Karen Huff, immediate past chair of ALNCCB, states, “As legal nurse consulting is a nursing specialty recognized by the ANA, it is vital that LNCs have a pathway to a recognized certification. The LNCC [Legal Nurse Consultant Certified — the credential acronym given by AALNC] is the only certification in legal nurse consulting accredited by the American Board of Nursing Specialties (ABNS).” AALNC established the autonomous ALNCCB to administer the LNCC program several years ago. The ABNS is a nonprofit establishing and certifying organization for nursing specialties.

But confidence in other boards exists. Veronica Castellana, owner of RN Market, a private for-profit LNC-training entity, insists, “Our nurses are put through rigorous training… LNC STAT [the RN Market course] is the only Advanced Legal Nurse Consultant Certification course available to nurses that is approved by the International and American Association for Legal Nurse Investigators (IAALNI). The IAALNI web site is advertising its first annual summit and board meeting in May, 2007.

Among the other private conferring entities are the Vickie Milazzo Institute and Evans & Associates. The largest of the private schools,  in terms of novice graduates, is the Vickie Milazzo Institute. Some colleges offer LNC certificate coursework such as Canyon College , theUniversity of Central Florida , Wilmington College(part of a masters program), Sullivan University , and Kaplan, among many others.

The  Milazzo Institute’s web site defines its certification as… “the first and most widely recognized legal nurse consulting certification in the nation,” and goes on to say that it is… “the only national certification for beginners, no BSN or legal nurse consulting experience required.”

A growing number of LNC programs are wrapped into schools’ paralegal programs, an approach that makes many established LNCs bristle. There is a fear that nurses working as paralegals will drive down the price LNCs can charge, or possibly thrust nurses, who are medical professionals, into the role of paralegals.

Some LNCs have shunned the whole concept of displaying certification, especially those who work as expert witnesses. These LNCs have found that certifications may generate confusion among opposing counsel during deposition. Kristen Harris, an expert witness nurse in Oregon , says, “Although I have completed training and passed my certification exam with Vickie Milazzo, and could use the initials CLNC®, I choose not to. My consultant work is as an expert witness and I am hired because of my clinical knowledge, education and the fact that I am currently actively practicing as a nurse practitioner and labor and delivery charge nurse. I prefer to highlight my credentials as a nurse, however the knowledge from the Milazzo course has greatly prepared me for deposition and trial testimony.”

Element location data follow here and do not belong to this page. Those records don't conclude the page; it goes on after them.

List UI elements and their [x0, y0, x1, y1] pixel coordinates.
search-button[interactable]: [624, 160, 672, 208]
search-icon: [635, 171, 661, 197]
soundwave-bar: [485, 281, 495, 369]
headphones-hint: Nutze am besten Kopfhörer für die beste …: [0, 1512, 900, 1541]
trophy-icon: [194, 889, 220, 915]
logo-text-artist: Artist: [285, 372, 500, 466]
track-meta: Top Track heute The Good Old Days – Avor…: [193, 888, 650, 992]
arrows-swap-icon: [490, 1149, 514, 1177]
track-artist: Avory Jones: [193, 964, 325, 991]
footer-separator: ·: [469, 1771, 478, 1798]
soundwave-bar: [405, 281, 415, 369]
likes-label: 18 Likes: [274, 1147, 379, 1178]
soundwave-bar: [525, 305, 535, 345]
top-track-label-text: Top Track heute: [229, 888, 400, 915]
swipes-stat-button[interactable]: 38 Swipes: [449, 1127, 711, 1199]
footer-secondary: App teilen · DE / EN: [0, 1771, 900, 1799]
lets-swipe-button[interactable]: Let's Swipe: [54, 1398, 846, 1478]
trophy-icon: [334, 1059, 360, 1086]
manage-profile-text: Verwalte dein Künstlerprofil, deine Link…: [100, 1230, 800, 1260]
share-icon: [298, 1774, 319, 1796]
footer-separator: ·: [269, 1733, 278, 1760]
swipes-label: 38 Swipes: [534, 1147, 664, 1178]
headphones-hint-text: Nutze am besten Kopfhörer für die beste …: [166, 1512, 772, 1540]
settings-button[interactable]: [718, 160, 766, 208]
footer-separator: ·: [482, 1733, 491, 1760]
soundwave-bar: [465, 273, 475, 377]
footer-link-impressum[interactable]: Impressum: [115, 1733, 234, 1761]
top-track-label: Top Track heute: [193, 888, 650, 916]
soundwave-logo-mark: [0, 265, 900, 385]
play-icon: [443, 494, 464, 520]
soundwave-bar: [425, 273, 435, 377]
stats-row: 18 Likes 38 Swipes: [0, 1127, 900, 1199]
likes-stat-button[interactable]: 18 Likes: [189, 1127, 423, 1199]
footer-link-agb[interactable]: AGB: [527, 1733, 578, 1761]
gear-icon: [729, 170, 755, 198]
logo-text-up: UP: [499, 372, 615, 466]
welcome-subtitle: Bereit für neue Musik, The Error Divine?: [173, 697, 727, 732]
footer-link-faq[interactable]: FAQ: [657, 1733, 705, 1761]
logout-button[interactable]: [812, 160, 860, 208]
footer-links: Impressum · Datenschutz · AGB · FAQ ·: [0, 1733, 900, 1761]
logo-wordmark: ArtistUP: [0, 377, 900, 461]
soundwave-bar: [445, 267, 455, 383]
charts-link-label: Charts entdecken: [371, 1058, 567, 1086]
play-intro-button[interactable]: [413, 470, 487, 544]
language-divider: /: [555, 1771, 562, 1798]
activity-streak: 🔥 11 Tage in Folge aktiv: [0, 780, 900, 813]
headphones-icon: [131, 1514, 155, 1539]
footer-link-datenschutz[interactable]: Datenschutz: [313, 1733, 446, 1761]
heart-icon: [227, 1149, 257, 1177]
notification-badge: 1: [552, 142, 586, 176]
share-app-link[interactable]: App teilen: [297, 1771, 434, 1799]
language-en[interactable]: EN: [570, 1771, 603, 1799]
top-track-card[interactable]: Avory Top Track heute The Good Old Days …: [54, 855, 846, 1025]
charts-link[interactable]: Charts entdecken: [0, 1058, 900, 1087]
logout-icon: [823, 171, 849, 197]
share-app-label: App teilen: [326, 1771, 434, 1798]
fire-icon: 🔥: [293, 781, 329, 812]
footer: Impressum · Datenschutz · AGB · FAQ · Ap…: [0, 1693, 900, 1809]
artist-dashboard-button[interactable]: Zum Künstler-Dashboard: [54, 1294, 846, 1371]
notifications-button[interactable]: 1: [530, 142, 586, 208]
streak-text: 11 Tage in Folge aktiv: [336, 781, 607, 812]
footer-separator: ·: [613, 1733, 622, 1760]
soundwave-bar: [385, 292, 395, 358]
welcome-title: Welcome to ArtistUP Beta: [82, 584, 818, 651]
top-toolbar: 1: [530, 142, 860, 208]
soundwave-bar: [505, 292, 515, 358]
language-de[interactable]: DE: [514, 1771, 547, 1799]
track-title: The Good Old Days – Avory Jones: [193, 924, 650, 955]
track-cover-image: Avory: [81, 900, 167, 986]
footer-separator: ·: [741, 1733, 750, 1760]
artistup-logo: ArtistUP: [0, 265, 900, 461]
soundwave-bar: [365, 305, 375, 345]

According to Pat Bemis, president of the National Nurses in Business Association, “A certification or registration in legal nurse consulting means nothing when marketing legal nursing services to attorneys. Attorneys are looking for an RN who is an expert in his or her field. Expertise can be demonstrated by education degrees or specialty certifications. Certifications in legal nurse consulting are seldom helpful in obtaining cases.”

The RN Market web site concurs, “You do not have to be certified or have a certificate to be a legal nurse consultant.”